Let’s refactor it like we did with the OOP code to have the dependency be injectable; aka able to be passed in as a function parameter:
const getServerURL = (readFile, fileName) =>
fileName
|> readFile
|> JSON.parse
Nice, now readFile
, formerly the concrete implementation fs.readFileSync can be passed in as a parameter. This means this function can be configured in multiple ways, but 2 important ones: a stub readFile for the unit test, and a real readFile for the integration test. Here’s the unit test stub:
const readFileStub = () => `{ "env": "qa" }`
It’s guaranteed to work, and JSON.parse will always succeed with it, and our function should in theory always return our QA url; let’s test:
const url = getServerURL(readFileStub, 'some config.json')
expect(url).to.equal('http://localhost:8000')
Our integration test is much the same:
const url = getServerURL(fs.readFileSync, './test/integration/qa-config.json')
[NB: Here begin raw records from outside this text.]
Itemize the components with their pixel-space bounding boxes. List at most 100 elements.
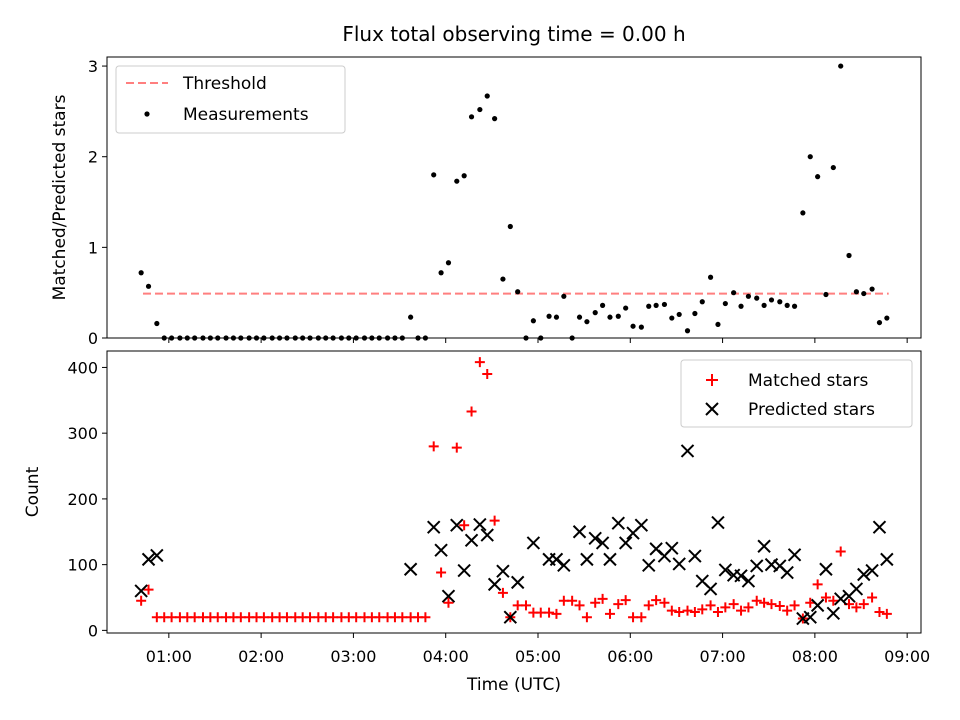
top-y-axis-label: Matched/Predicted stars <box>50 94 70 300</box>
measurement-point <box>546 313 552 319</box>
matched-star-point <box>743 602 754 613</box>
predicted-star-point <box>865 563 879 578</box>
measurement-point <box>715 321 721 328</box>
predicted-star-point <box>757 539 771 553</box>
predicted-star-point <box>803 610 817 624</box>
predicted-star-point <box>441 589 456 603</box>
matched-star-point <box>835 546 846 557</box>
measurement-point <box>461 173 467 179</box>
measurement-point <box>761 302 767 308</box>
predicted-star-point <box>450 518 464 532</box>
measurement-point <box>692 310 698 317</box>
bottom-y-axis: 0 100 200 300 400 <box>67 358 107 640</box>
matched-star-point <box>858 599 869 610</box>
matched-star-point <box>666 605 677 616</box>
measurement-point <box>815 174 821 180</box>
measurement-point <box>553 314 560 320</box>
measurement-point <box>615 313 621 319</box>
measurement-point <box>468 114 475 120</box>
matched-star-point <box>136 595 147 606</box>
matched-star-point <box>689 606 700 617</box>
predicted-star-point <box>780 565 794 580</box>
predicted-star-point <box>857 567 871 582</box>
measurement-point <box>731 290 737 296</box>
measurement-point <box>661 301 668 308</box>
bottom-y-tick-label: 200 <box>67 490 98 509</box>
matched-star-point <box>712 606 723 617</box>
measurement-point <box>138 270 144 276</box>
predicted-star-point <box>457 563 471 578</box>
measurement-point <box>576 314 583 320</box>
measurement-point <box>530 318 536 324</box>
matched-star-point <box>604 608 615 619</box>
predicted-star-point <box>787 548 802 562</box>
measurement-point <box>484 93 490 99</box>
measurement-point <box>607 314 613 320</box>
predicted-star-point <box>688 549 702 563</box>
matched-star-point <box>867 592 878 603</box>
predicted-star-point <box>526 536 541 550</box>
bottom-legend-box <box>680 359 913 428</box>
measurement-point <box>515 289 521 295</box>
measurement-point <box>684 328 691 334</box>
matched-star-point <box>520 600 531 611</box>
matched-star-point <box>782 605 793 616</box>
predicted-star-point <box>549 552 564 567</box>
top-legend: Threshold Measurements <box>115 65 346 134</box>
predicted-star-point <box>741 574 756 588</box>
measurement-point <box>738 303 744 309</box>
bottom-x-axis: 01:00 02:00 03:00 04:00 05:00 06:00 07:00 08:00… <box>146 633 930 666</box>
measurement-point <box>777 299 783 305</box>
matched-star-point <box>551 608 562 619</box>
top-y-axis: 0 1 2 3 <box>88 57 107 348</box>
measurement-point <box>830 164 836 171</box>
predicted-star-point <box>426 520 441 534</box>
measurement-point <box>507 223 513 230</box>
matched-star-point <box>482 369 493 380</box>
bottom-y-tick-label: 0 <box>88 621 98 640</box>
matched-star-point <box>728 599 739 610</box>
matched-star-point <box>805 597 816 608</box>
matched-star-point <box>636 612 647 623</box>
measurement-point <box>599 302 606 308</box>
chart-title: Flux total observing time = 0.00 h <box>342 22 685 46</box>
matched-star-point <box>812 579 823 590</box>
matched-star-point <box>428 441 439 452</box>
matched-star-point <box>820 592 831 603</box>
measurement-point <box>653 302 659 308</box>
matched-star-point <box>590 597 601 608</box>
measurement-point <box>768 297 775 303</box>
measurement-point <box>754 295 760 301</box>
measurement-point <box>561 293 567 299</box>
measurement-point <box>853 289 859 295</box>
x-tick-label: 06:00 <box>607 647 653 666</box>
predicted-star-point <box>810 598 825 613</box>
measurement-point <box>477 106 483 113</box>
bottom-y-tick-label: 100 <box>67 556 98 575</box>
x-tick-label: 04:00 <box>423 647 469 666</box>
matched-star-point <box>443 597 454 608</box>
predicted-star-point <box>849 582 864 596</box>
measurement-point <box>492 116 498 122</box>
measurement-point <box>630 323 636 329</box>
matched-star-point <box>697 604 708 615</box>
measurement-point <box>800 210 806 216</box>
predicted-star-point <box>464 533 479 548</box>
predicted-star-point <box>503 610 518 624</box>
measurement-point <box>745 293 752 299</box>
measurement-point <box>807 154 813 160</box>
predicted-star-point <box>618 536 633 550</box>
predicted-stars-legend-marker <box>705 402 719 416</box>
predicted-star-point <box>833 592 848 606</box>
bottom-y-axis-label: Count <box>23 466 43 517</box>
measurement-point <box>145 283 152 289</box>
measurement-point <box>823 291 829 298</box>
matched-star-point <box>766 599 777 610</box>
measurement-point <box>791 303 798 309</box>
measurements-legend-label: Measurements <box>183 105 309 125</box>
matched-star-point <box>705 600 716 611</box>
predicted-star-point <box>826 606 841 620</box>
matched-star-point <box>459 520 470 531</box>
matched-star-point <box>774 601 785 612</box>
predicted-star-point <box>634 518 649 532</box>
Instead of our stub, it’s just the real FileSystem module using the real readFileSync
method.
Conclusions
Dependency Injection, specifically class constructor injection, is a technique used in Object Oriented Programming to make the classes configurable, and easier to test. Any class dependency that does some kind of side effect that could lessen your class’ functional determinism, you make that a dependency so you can test the more pure code in your class. In Functional Programming, you can use the same technique by passing those module or function dependencies as parameters to your function, achieving the same goals.
This isn’t true for all functional languages, though. In Elm, for example, this technique isn’t used because Elm does not have side effects since all functions are pure. In ReScript, however, you would because while it’s Functional, it still has the exact same side effect model as JavaScript because it compiles to JavaScript.